The third pattern is the most complicated but also the most common, especially amongst technology companies. Over the past ten years, many companies have added Business Development or Sales Development teams that qualify leads from marketing and also may conduct outbound prospecting. These teams can be called many different titles, such as BDRs, SDRs, LDRs, MDRs or just Inside Sales. For purposes of this explanation, I will refer to them simply as BDRs.

In a business utilizing a BDR team, the funnel process diagram evolves to add a third functional band. Marketing still manages leads and a stage exists where marketing determines that a lead is qualified and ready to hand off to the next step.

The lead is then passed to the BDR team. The terminology tends to vary from one company to the next, but generally there is a stage that indicates a BDR is “working” the lead from marketing.

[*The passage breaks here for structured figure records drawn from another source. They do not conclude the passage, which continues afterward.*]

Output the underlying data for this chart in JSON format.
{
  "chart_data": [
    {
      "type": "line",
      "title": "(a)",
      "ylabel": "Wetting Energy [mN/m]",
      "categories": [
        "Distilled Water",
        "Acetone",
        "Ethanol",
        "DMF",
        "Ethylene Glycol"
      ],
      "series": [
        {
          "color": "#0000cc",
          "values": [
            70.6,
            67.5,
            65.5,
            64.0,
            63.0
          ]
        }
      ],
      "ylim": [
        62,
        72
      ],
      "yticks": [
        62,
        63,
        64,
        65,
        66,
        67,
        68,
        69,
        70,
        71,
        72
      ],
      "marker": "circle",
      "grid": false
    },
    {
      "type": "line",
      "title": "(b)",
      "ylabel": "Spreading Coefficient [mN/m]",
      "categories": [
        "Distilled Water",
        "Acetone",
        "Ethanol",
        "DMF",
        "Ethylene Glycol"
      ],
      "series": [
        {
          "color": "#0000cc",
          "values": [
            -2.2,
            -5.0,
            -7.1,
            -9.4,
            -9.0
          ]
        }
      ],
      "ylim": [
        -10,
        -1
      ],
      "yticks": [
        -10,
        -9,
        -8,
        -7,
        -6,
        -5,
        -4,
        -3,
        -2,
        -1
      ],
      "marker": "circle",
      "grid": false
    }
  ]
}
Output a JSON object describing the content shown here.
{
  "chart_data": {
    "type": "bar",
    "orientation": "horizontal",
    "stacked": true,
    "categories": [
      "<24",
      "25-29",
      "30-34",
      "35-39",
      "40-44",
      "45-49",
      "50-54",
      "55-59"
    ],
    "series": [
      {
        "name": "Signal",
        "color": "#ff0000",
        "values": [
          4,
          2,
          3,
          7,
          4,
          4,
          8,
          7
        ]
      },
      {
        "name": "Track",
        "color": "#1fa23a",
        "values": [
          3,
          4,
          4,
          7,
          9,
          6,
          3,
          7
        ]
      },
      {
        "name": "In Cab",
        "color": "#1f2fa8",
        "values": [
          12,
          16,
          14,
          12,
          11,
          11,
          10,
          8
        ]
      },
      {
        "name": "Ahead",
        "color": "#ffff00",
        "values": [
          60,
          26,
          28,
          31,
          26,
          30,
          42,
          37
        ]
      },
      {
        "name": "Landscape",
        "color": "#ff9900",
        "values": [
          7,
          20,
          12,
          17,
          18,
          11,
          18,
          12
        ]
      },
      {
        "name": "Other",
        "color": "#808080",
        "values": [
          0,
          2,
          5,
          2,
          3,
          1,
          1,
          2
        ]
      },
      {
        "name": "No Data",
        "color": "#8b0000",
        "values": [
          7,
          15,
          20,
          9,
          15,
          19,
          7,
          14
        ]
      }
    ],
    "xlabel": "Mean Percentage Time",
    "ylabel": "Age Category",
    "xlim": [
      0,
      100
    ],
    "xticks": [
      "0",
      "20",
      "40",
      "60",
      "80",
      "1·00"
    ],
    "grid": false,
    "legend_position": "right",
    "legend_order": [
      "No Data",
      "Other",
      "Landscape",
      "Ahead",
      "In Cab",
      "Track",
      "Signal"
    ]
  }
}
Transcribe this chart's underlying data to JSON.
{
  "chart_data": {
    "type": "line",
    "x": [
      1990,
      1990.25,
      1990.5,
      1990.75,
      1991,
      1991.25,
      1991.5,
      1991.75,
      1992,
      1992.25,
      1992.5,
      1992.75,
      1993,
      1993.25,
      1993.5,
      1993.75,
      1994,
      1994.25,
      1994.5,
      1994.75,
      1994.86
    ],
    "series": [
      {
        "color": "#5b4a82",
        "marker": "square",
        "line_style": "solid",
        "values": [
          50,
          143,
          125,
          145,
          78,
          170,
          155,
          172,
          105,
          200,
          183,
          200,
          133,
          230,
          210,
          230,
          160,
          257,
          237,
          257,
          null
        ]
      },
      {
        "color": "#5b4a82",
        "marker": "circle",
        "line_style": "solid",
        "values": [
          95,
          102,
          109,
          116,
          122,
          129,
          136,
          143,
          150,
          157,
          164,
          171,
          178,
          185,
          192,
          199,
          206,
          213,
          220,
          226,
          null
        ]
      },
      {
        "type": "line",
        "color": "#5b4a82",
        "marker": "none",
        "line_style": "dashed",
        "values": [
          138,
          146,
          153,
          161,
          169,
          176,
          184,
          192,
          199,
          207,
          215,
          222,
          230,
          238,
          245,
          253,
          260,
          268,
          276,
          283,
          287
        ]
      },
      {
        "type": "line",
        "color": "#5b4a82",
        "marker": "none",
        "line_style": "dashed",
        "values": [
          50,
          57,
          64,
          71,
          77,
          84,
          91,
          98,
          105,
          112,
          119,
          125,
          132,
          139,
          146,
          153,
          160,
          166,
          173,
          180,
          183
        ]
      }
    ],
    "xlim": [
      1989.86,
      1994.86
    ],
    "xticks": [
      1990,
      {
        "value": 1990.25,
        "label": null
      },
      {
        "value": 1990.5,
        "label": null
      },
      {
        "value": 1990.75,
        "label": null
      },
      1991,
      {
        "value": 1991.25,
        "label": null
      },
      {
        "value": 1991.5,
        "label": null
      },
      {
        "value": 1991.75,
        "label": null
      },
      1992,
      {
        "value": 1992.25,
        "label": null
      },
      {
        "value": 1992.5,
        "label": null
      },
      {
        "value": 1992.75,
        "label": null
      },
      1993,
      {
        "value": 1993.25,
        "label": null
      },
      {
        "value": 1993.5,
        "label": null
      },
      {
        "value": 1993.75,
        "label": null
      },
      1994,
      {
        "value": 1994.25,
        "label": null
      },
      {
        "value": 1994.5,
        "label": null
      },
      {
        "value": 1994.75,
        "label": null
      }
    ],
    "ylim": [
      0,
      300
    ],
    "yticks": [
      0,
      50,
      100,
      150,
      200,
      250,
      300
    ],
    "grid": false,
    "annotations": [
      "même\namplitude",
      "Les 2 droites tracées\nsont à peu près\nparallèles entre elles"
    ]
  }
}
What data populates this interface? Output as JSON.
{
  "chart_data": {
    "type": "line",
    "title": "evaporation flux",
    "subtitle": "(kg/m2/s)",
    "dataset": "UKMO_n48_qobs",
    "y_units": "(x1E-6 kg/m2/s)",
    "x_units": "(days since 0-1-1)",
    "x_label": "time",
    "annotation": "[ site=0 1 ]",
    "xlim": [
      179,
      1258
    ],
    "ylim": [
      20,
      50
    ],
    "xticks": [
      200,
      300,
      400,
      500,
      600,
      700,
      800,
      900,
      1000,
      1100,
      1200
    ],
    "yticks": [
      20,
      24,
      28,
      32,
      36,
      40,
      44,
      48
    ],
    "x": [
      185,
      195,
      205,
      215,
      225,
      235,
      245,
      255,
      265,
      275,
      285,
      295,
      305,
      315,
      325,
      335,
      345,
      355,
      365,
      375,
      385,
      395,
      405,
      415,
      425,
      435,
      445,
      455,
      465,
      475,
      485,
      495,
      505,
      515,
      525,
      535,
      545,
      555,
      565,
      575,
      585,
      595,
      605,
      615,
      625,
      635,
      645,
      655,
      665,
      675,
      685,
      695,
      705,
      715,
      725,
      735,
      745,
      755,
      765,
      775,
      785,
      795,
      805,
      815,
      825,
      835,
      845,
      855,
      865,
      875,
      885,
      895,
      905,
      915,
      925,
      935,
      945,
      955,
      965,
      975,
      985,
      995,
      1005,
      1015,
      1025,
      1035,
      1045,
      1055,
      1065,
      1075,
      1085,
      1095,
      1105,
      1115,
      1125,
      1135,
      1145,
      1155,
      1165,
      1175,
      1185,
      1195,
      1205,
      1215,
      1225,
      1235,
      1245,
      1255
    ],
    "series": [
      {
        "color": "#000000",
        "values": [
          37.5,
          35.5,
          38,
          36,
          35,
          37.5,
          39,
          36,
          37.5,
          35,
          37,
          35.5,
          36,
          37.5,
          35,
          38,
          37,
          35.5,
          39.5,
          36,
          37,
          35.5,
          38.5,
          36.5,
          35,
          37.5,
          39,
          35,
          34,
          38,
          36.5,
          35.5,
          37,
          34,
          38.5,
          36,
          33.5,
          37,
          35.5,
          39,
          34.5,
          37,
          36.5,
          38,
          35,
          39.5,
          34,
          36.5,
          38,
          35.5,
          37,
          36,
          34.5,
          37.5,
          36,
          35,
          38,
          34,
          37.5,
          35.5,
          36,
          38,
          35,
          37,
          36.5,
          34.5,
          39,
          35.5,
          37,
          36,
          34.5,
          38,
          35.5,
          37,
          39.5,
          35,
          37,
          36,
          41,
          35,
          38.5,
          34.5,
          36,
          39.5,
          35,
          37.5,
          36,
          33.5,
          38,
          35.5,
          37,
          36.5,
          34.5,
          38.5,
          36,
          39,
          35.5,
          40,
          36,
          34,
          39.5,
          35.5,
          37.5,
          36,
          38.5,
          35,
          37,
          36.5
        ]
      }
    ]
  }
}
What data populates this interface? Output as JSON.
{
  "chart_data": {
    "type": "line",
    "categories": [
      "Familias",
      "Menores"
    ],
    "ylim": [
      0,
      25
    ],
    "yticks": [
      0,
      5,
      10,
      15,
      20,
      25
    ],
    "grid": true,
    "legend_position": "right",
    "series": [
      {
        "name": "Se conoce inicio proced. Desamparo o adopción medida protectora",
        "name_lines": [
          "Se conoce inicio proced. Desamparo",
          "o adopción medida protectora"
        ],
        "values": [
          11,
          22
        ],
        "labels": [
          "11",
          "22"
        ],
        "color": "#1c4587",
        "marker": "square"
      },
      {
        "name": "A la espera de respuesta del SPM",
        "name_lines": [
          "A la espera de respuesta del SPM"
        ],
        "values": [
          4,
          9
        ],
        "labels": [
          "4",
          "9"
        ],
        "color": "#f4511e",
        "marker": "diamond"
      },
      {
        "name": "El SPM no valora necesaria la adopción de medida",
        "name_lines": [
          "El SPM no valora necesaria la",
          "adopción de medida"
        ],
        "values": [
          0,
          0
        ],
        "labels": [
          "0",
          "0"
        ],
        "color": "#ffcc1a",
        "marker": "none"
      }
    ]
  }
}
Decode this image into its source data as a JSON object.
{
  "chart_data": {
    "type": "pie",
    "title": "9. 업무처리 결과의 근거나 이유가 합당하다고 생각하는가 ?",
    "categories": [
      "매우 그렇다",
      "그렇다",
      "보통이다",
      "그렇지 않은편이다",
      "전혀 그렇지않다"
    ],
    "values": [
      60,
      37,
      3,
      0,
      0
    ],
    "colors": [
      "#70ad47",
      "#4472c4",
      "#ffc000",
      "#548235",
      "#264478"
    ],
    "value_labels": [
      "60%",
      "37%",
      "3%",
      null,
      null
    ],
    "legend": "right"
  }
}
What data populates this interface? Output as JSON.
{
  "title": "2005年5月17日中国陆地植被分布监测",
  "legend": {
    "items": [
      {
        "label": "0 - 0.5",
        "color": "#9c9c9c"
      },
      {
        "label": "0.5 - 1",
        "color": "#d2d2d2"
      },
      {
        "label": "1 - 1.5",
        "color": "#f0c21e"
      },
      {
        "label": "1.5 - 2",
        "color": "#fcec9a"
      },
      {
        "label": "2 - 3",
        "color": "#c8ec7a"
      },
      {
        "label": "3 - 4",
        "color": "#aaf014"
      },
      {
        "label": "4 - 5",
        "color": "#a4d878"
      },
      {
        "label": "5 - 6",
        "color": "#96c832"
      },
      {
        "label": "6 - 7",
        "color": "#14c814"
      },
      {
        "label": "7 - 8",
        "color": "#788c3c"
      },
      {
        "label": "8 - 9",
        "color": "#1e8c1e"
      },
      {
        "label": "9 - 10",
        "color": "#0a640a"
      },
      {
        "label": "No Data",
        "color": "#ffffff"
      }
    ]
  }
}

The BDR schedules a meeting with the lead and then hands it off to sales. Or the BDR and an account executive from sales may complete the meeting together.

With this pattern, there are multiple different entry points. Some leads originate with marketing. Others are sourced by the BDR team, and sales frequently still sources some opportunities on their own as well.

Best Practices

The starting point for optimizing your funnel process is to first make sure that you have clearly defined it. It is surprising how many companies have not put their funnel blueprint in writing, or if they have, marketing and sales have not both signed off on it.

When defining your funnel blueprint, it is also important to consider ideal state vs. current reality. For example, many people approach the funnel like it is always a sequential process, where records move neatly from the very first stage to the very end of the process. This is never the case. Most funnels have a lot of non-sequential movement with different entry points, records skipping stages, and backwards movement.

Once you have defined your funnel blueprint, you can then start to work through the next stages of the Revenue Funnel Science Maturity Model.